Quais conclusões podem ser apreendidas desta decisão – Direito ao Sigilo e Direito ao Fisco
Esta decisão é importante para compreender pontos fundamentais sobre fiscalização tributária (que também foram objeto de discussões na sessão plenária do STF). Por exemplo, o sigilo bancário foi considerado um direito fundamental, mas, como outros direitos na carta constitucional, não é absoluto. A LC 105/2001 é mais um dos instrumentos para fiscalizar o dever fundamental do contribuinte de pagar tributos – dever este que é alicerçado na ideia de solidariedade social, e na manutenção de um Estado que promova direitos fundamentais.
Nesse diapasão, é vital a adoção mecanismos efetivos de combate à sonegação fiscal. A LC 105/2001 não viola a CF/88.
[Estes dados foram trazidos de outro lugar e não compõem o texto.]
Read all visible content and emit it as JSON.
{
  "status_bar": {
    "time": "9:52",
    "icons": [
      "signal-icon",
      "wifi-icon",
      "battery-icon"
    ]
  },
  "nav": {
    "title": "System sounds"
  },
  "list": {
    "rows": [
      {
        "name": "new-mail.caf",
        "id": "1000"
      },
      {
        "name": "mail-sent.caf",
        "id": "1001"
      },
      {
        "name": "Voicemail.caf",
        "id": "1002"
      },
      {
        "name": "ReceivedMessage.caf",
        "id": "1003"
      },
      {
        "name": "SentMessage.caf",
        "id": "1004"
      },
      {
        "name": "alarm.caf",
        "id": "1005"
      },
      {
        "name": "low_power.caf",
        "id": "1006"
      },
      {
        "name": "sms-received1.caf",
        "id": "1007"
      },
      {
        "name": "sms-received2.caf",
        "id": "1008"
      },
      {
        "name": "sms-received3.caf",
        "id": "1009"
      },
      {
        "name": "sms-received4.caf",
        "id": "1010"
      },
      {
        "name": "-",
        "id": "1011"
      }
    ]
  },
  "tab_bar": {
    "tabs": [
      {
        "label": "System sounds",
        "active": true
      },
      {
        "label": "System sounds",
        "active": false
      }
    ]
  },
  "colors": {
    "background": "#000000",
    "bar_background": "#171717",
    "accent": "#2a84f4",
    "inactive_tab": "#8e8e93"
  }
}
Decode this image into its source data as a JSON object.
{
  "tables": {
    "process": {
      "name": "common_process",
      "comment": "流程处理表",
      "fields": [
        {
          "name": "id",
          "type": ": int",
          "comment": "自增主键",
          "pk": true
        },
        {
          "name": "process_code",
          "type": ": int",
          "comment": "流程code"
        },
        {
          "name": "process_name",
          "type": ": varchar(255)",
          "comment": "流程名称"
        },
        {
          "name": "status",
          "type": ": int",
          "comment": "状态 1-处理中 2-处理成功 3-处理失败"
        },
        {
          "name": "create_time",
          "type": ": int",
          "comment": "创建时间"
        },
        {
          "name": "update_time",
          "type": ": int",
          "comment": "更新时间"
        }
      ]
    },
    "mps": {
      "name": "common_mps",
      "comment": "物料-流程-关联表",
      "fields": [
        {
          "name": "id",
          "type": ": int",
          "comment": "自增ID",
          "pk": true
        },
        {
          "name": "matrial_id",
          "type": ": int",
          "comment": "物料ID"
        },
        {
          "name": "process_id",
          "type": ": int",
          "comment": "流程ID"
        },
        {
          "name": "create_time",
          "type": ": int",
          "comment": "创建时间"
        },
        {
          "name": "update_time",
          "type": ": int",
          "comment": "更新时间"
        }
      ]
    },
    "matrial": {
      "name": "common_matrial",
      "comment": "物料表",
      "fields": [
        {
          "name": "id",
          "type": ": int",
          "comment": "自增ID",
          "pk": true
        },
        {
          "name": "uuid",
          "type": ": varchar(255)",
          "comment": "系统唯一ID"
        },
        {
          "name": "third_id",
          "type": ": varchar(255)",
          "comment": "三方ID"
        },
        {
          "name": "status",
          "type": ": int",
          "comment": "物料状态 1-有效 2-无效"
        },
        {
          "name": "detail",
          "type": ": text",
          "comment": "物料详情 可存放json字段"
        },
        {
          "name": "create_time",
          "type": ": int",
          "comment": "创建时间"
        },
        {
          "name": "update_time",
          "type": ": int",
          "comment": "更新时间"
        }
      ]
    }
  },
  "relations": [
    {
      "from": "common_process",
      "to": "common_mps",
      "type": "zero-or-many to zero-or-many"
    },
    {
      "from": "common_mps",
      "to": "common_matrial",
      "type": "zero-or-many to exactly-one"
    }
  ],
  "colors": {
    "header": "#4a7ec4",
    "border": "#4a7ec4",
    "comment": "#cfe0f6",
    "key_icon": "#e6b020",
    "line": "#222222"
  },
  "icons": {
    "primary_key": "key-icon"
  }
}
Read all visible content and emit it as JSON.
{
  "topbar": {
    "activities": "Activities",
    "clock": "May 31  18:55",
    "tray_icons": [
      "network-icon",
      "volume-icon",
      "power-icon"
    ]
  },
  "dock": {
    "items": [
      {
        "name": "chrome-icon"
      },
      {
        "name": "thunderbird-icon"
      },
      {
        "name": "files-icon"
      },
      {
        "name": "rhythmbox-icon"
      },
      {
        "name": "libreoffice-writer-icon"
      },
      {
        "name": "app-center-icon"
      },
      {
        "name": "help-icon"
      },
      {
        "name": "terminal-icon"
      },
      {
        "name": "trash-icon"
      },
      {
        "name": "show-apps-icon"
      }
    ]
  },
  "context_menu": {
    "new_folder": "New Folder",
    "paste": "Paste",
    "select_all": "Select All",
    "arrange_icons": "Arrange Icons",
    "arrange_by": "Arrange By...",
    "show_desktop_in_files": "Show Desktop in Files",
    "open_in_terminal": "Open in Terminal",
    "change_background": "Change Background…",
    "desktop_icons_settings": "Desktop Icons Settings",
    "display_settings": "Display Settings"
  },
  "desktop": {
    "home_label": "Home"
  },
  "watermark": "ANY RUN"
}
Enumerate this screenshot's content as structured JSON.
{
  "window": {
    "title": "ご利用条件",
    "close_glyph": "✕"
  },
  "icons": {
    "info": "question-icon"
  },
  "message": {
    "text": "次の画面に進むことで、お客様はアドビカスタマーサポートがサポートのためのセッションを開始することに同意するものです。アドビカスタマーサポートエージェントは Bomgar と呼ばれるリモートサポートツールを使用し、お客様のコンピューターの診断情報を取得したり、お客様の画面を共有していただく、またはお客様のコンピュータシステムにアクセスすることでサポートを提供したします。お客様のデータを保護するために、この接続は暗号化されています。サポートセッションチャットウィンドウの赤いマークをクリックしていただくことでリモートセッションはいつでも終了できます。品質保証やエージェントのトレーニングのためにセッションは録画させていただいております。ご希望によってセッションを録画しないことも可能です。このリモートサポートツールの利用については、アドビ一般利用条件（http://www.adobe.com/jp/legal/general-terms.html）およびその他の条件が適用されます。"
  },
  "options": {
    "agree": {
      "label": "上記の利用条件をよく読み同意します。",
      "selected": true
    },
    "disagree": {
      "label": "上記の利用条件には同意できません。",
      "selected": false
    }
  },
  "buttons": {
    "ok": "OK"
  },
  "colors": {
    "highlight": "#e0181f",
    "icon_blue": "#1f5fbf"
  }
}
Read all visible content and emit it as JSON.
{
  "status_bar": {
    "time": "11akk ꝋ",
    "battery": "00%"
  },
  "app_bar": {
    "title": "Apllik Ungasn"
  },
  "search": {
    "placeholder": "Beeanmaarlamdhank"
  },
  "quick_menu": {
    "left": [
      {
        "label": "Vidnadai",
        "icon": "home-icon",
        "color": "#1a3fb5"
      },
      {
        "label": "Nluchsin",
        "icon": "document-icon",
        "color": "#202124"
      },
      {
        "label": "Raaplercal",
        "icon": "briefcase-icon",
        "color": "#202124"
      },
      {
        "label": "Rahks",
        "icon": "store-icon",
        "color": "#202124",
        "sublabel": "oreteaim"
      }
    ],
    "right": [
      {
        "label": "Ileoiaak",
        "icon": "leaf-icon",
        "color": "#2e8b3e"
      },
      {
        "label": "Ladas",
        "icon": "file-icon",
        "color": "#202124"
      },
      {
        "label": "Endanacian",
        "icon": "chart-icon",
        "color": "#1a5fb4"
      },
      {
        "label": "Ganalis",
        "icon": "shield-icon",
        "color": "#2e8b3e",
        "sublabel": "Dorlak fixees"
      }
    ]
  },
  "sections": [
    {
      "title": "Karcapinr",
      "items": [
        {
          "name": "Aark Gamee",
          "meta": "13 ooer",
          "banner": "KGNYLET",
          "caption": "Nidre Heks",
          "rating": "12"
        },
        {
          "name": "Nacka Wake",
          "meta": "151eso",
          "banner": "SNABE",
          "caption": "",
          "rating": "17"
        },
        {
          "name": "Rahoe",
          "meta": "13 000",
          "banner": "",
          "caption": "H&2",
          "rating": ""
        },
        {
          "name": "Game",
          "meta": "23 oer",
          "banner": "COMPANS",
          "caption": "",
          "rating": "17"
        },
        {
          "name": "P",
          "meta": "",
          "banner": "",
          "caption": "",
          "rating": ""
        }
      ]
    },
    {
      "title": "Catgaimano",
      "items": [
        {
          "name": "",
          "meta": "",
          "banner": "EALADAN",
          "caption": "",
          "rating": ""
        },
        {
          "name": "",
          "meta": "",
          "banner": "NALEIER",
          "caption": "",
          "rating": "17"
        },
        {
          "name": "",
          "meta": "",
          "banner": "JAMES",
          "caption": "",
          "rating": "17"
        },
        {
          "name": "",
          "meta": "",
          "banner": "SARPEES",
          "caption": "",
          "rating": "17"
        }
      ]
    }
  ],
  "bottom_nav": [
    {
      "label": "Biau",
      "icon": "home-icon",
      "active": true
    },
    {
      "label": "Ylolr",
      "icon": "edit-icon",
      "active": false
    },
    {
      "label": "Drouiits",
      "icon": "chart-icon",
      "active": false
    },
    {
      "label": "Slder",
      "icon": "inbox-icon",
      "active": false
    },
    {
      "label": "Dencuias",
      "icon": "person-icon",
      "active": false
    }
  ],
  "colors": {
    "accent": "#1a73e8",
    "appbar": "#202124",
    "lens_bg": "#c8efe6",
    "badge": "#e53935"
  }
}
O art. 6º é taxativo e razoável ao facultar o exame de informações das instituições financeiras somente se houver processo administrativo instaurado ou procedimento fiscal em curso e tais exames sejam considerados indispensáveis pela autoridade administrativa competente. Adicionalmente, o parágrafo único exigiu que, quando essas informações chegassem ao Fisco, ali mantivessem o dever de sigilo. Desta forma, não há ofensa à intimidade ou qualquer outro direito fundamental, pois a LC 105/2001 não permite a “quebra de sigilo bancário”, mas sim a transferência desse sigilo dos bancos ao Fisco.
A prática prevista na LC 105/2001 é comum em vários países desenvolvidos e a declaração de inconstitucionalidade do dispositivo questionado seria um retrocesso diante dos compromissos internacionais assumidos pelo Brasil para combater ilícitos como a lavagem de dinheiro e evasão de divisas e para coibir práticas de organizações criminosas.
Uma última consideração é a de que o entendimento do STF sobre os poderes fiscalizatórios do fisco é aplicável em todas as fiscalizações dos entes federativos brasileiros (União, Estados e Municípios). Entretanto, cabe aqui uma última ressalva: todos os entes federativos devem regulamentar o procedimento fiscalizatório mediante um decreto, de forma análoga ao Decreto nº 3724/2001, da União.